Depth profiling of degradation of multilayer photovoltaic backsheets after accelerated laboratory weathering: I. Raman imaging
Chiao-Chi Lin, Peter J. Krommenhoek, Stephanie S. Watson, Xiaohong Gu
In this study, Raman imaging was used to depth profiling the chemical degradation of a commercial PPE (polyethylene terephthalate (PET)/PET/ethylene vinyl acetate (EVA)) backsheet films during exposure with UV irradiance of 170 W/m2 (300 nm to 400 nm) at 85°C, 5% relative humidity (RH, dry) and 85°C, 60% RH (wet). Cryo-microtomy was used to obtain cross-sectional PPE samples with a flat surface parallel to thickness.

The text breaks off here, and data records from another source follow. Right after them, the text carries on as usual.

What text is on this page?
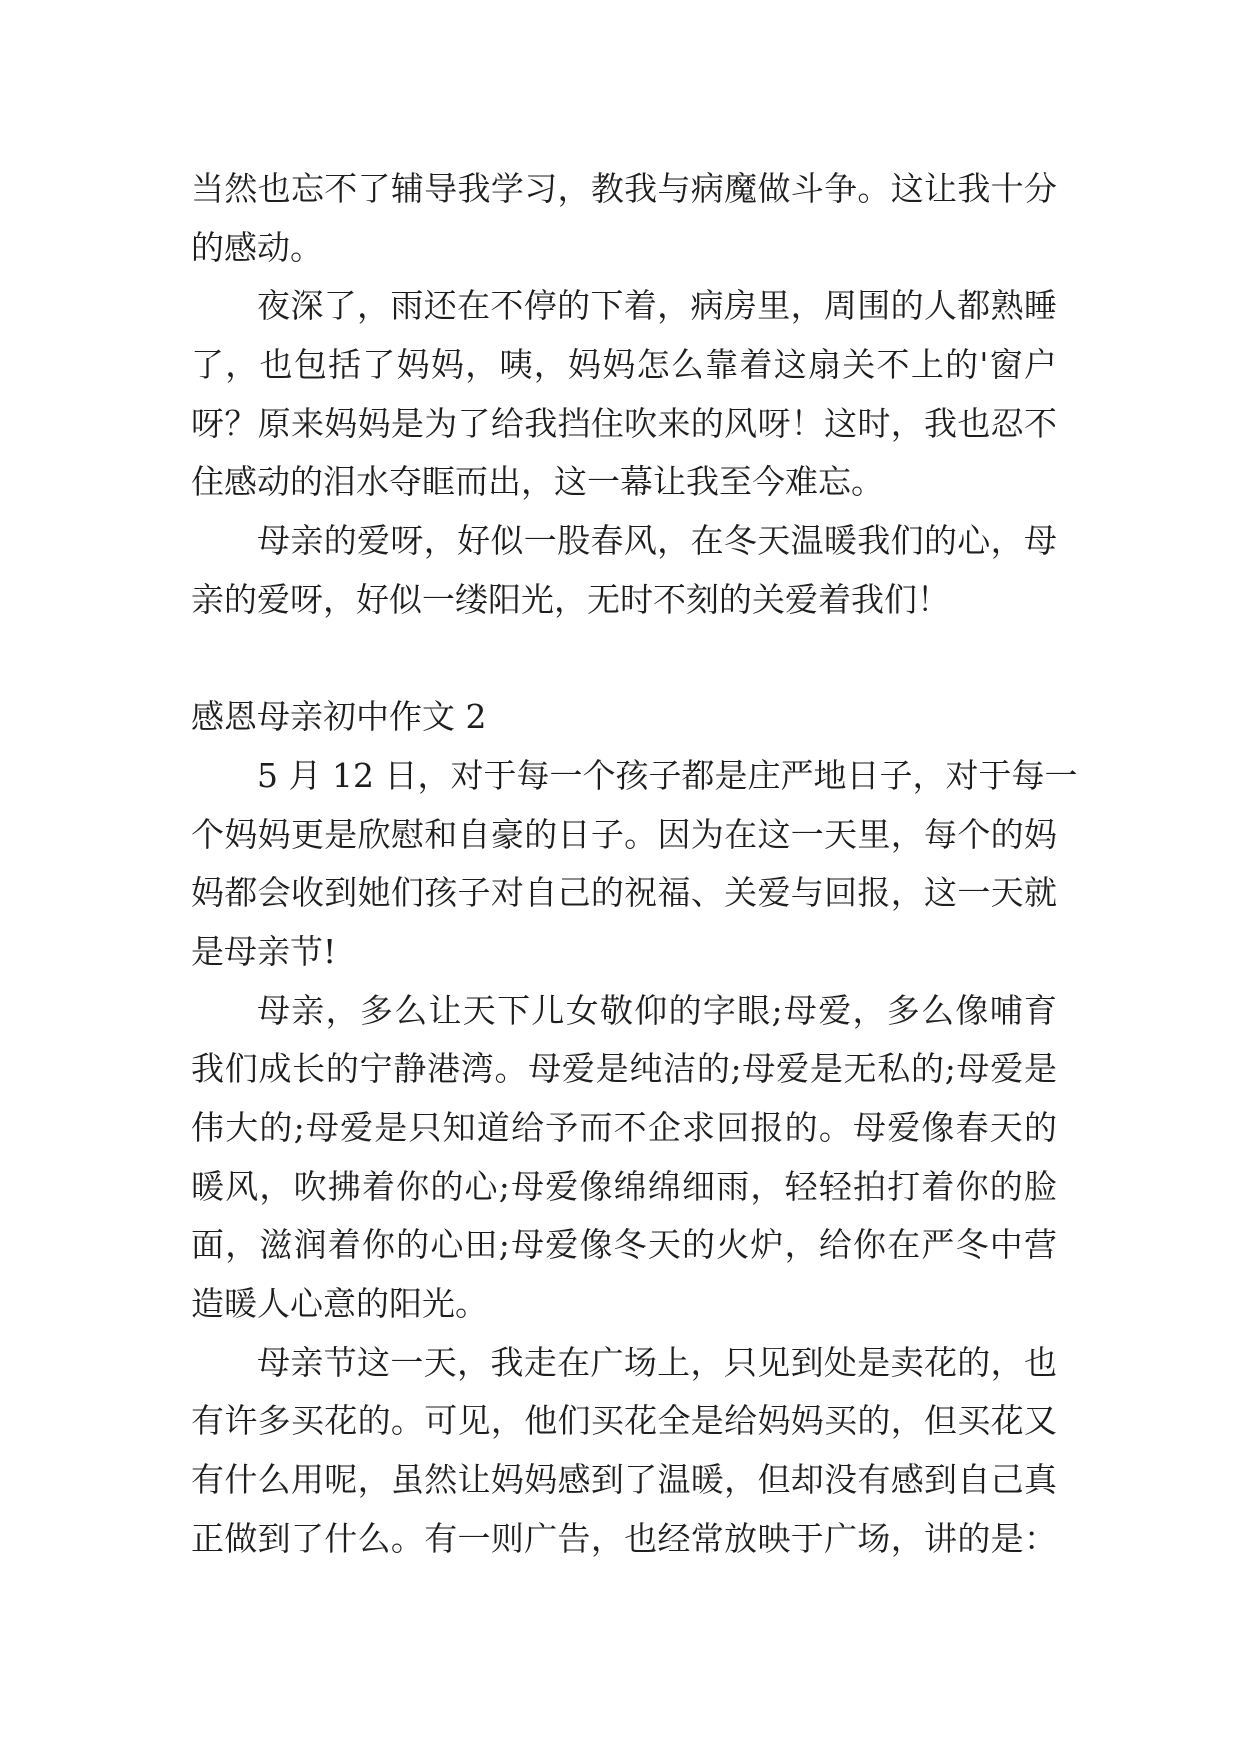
当然也忘不了辅导我学习，教我与病魔做斗争。这让我十分
的感动。
夜深了，雨还在不停的下着，病房里，周围的人都熟睡
了，也包括了妈妈，咦，妈妈怎么靠着这扇关不上的'窗户
呀？原来妈妈是为了给我挡住吹来的风呀！这时，我也忍不
住感动的泪水夺眶而出，这一幕让我至今难忘。
母亲的爱呀，好似一股春风，在冬天温暖我们的心，母
亲的爱呀，好似一缕阳光，无时不刻的关爱着我们！
感恩母亲初中作文 2
5 月 12 日，对于每一个孩子都是庄严地日子，对于每一
个妈妈更是欣慰和自豪的日子。因为在这一天里，每个的妈
妈都会收到她们孩子对自己的祝福、关爱与回报，这一天就
是母亲节!
母亲，多么让天下儿女敬仰的字眼;母爱，多么像哺育
我们成长的宁静港湾。母爱是纯洁的;母爱是无私的;母爱是
伟大的;母爱是只知道给予而不企求回报的。母爱像春天的
暖风，吹拂着你的心;母爱像绵绵细雨，轻轻拍打着你的脸
面，滋润着你的心田;母爱像冬天的火炉，给你在严冬中营
造暖人心意的阳光。
母亲节这一天，我走在广场上，只见到处是卖花的，也
有许多买花的。可见，他们买花全是给妈妈买的，但买花又
有什么用呢，虽然让妈妈感到了温暖，但却没有感到自己真
正做到了什么。有一则广告，也经常放映于广场，讲的是：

The multilayer structures and chemical properties of each layer were examined by laser confocal microscopy, Raman spectroscopic imaging and atomic force microscopy (AFM). The Raman images were constructed using intensities of both background fluorescent emission and characteristic Raman peaks after baseline correction, providing the chemical degradation profiles based on the spatial distribution of fluorescence and specific chemical groups across the thickness, respectively. The results revealed that the PPE backsheet films were comprised of five main layers, including layers of pigmented-PET outer, PET core, EVA inner, pigmented-EVA reflection and EVA outer, along with two adhesives between PET outer/PET core and PET core/EVA inner. Non-uniform degradation was observed in the backsheets, and both UV and moisture appeared to affect the degradation profiles of the multilayers. It was found that severe degradation with high fluorescence occured on the outmost region of the pigmented PET outer layer, and the degradation gradient extended to approximately 20 µm to the bulk. Both adhesive layers were severely deteriorated and the degradation of pigmented-EVA was enhanced in wet condition. The relationship between the sharp (non-uniform) degradation, the resultant internal stress, and failures of cracking and delamination was also discussed.